A systematic study will be undertaken to reveal the
mechanisms of single particle devolatilization specifically and another study
to describe the segregation profile for a waste particle changing in density,
this will be undertaken using advanced X-ray imaging technology available at
UCL. Experimental data gathered will be integrated and compared with real data
from a pilot plant owned and operated by Advanced Plasma Power Ltd. Extensive
research and articles have been written on fluidized bed gasification of coal
and biomass but not on waste (specifically R.D.F). Details on how different
operating conditions affect the syngas product from waste are not widely
available, the reason being is the wide variance of waste composition, unlike
biomass and wood.
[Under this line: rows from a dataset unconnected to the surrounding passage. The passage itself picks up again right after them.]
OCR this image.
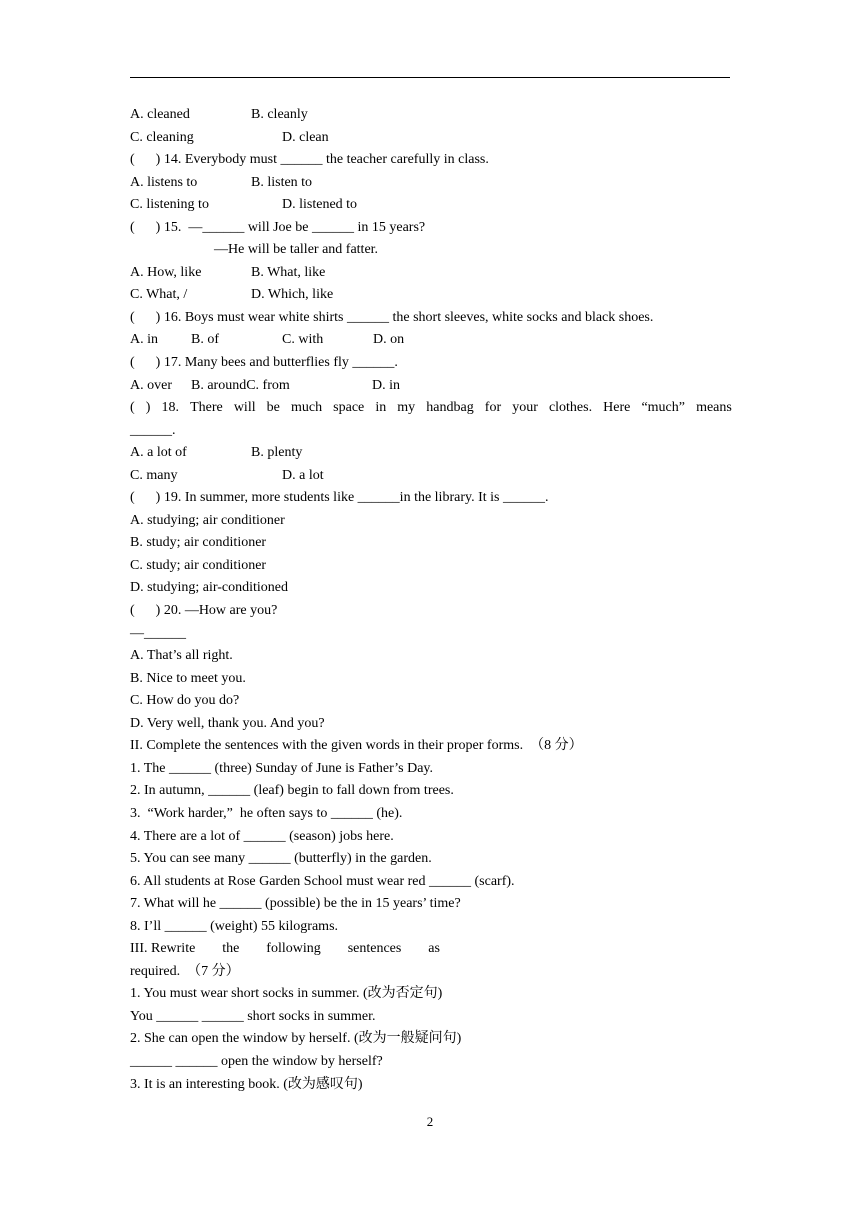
A. cleaned	B. cleanly
C. cleaning	D. clean
(      ) 14. Everybody must ______ the teacher carefully in class.
A. listens to	B. listen to
C. listening to	D. listened to
(      ) 15.  —______ will Joe be ______ in 15 years?
—He will be taller and fatter.
A. How, like	B. What, like
C. What, /	D. Which, like
(      ) 16. Boys must wear white shirts ______ the short sleeves, white socks and black shoes.
A. in	B. of	C. with	D. on
(      ) 17. Many bees and butterflies fly ______.
A. over	B. aroundC. from	D. in
( ) 18. There will be much space in my handbag for your clothes. Here “much” means
______.
A. a lot of	B. plenty
C. many	D. a lot
(      ) 19. In summer, more students like ______in the library. It is ______.
A. studying; air conditioner
B. study; air conditioner
C. study; air conditioner
D. studying; air-conditioned
(      ) 20. —How are you?
—______
A. That’s all right.
B. Nice to meet you.
C. How do you do?
D. Very well, thank you. And you?
II. Complete the sentences with the given words in their proper forms.  （8 分）
1. The ______ (three) Sunday of June is Father’s Day.
2. In autumn, ______ (leaf) begin to fall down from trees.
3.  “Work harder,”  he often says to ______ (he).
4. There are a lot of ______ (season) jobs here.
5. You can see many ______ (butterfly) in the garden.
6. All students at Rose Garden School must wear red ______ (scarf).
7. What will he ______ (possible) be the in 15 years’ time?
8. I’ll ______ (weight) 55 kilograms.
III. Rewrite the following sentences as
required.  （7 分）
1. You must wear short socks in summer. (改为否定句)
You ______ ______ short socks in summer.
2. She can open the window by herself. (改为一般疑问句)
______ ______ open the window by herself?
3. It is an interesting book. (改为感叹句)
2
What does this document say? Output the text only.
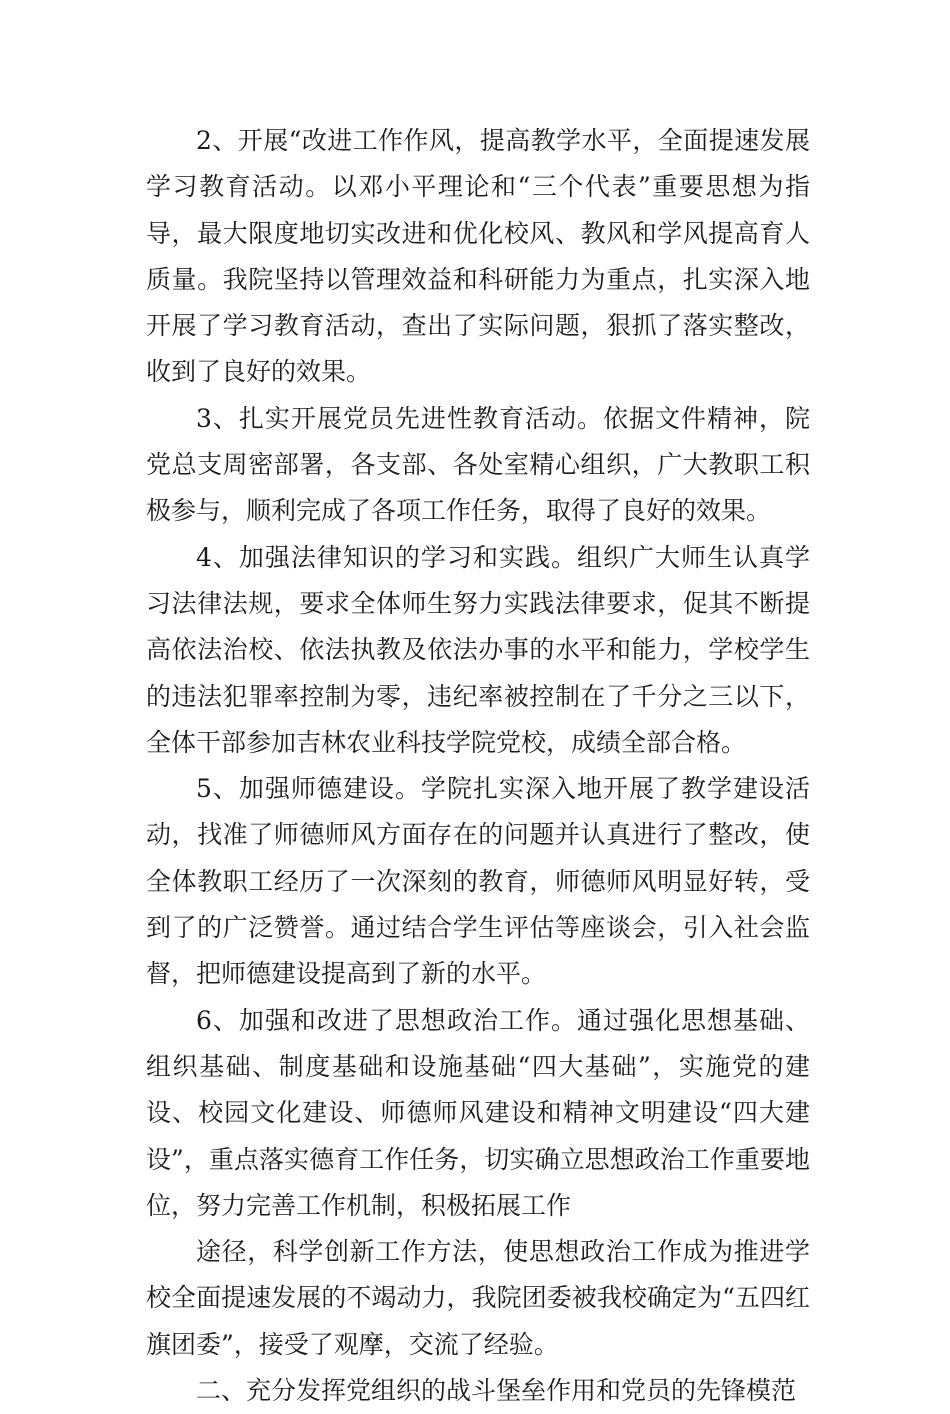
2、开展“改进工作作风，提高教学水平，全面提速发展学习教育活动。以邓小平理论和“三个代表”重要思想为指导，最大限度地切实改进和优化校风、教风和学风提高育人质量。我院坚持以管理效益和科研能力为重点，扎实深入地开展了学习教育活动，查出了实际问题，狠抓了落实整改，收到了良好的效果。

3、扎实开展党员先进性教育活动。依据文件精神，院党总支周密部署，各支部、各处室精心组织，广大教职工积极参与，顺利完成了各项工作任务，取得了良好的效果。

4、加强法律知识的学习和实践。组织广大师生认真学习法律法规，要求全体师生努力实践法律要求，促其不断提高依法治校、依法执教及依法办事的水平和能力，学校学生的违法犯罪率控制为零，违纪率被控制在了千分之三以下，全体干部参加吉林农业科技学院党校，成绩全部合格。

5、加强师德建设。学院扎实深入地开展了教学建设活动，找准了师德师风方面存在的问题并认真进行了整改，使全体教职工经历了一次深刻的教育，师德师风明显好转，受到了的广泛赞誉。通过结合学生评估等座谈会，引入社会监督，把师德建设提高到了新的水平。

6、加强和改进了思想政治工作。通过强化思想基础、组织基础、制度基础和设施基础“四大基础”，实施党的建设、校园文化建设、师德师风建设和精神文明建设“四大建设”，重点落实德育工作任务，切实确立思想政治工作重要地位，努力完善工作机制，积极拓展工作

途径，科学创新工作方法，使思想政治工作成为推进学校全面提速发展的不竭动力，我院团委被我校确定为“五四红旗团委”，接受了观摩，交流了经验。

二、充分发挥党组织的战斗堡垒作用和党员的先锋模范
This project will attempt to provide qualitative and
quantitative data regarding the two important phenomena’s mentioned above.


Energy: Supply & Demand

World energy consumption has been
rising from the early 1960’s, current forecasts predict a rise of 28% between
2015 and 2040. This is partially due to developing countries such as India and
China expanding their industrial sector and a growing middle class in
developing countries consuming more energy than in previous decades.  Most of this energy consumed will still be
supplied by hydrocarbons in the form of liquids or natural gas, however, renewables
have been on the rise and are set to be the fastest growing source compared to
other types of fuels. Figure 1 below from the U.S Energy Information
Administration shows the rise of renewables compared to other fuels from 1990
through to 2040 1.


 Figure 1: World energy consumption by energy source

As energy demands increase we may
need to find new sources of energy. As most of the current sources of energy
come in the form of fossil fuels and are sourced largely from the Middle East
the question of energy security arises. The IEA (international energy agency)
defines energy security as the uninterrupted availability of energy sources at
an affordable price. This can refer to either reliability/uninterruptible
supply or affordable/competitive supply or Accessible/available supply. As the
situation in the Middle East continues to deteriorate and more countries are
being engulfed in war and tragedy, energy security becomes more of a prevalent
issue. Renewables have been put forward as a candidate to fill some of the gaps
in our energy demands, however, more work needs to be done in this regard.
Energy efficiency will also play a part in any future decisions made regarding
what fuel to use to generate energy, here when we talk about energy efficiency
we need to think beyond fuel density and caloric value, we also have to include
carbon footprint, GHG emissions environmental regulations etc. if the
efficiency is below standards then demand will not be sufficiently met. 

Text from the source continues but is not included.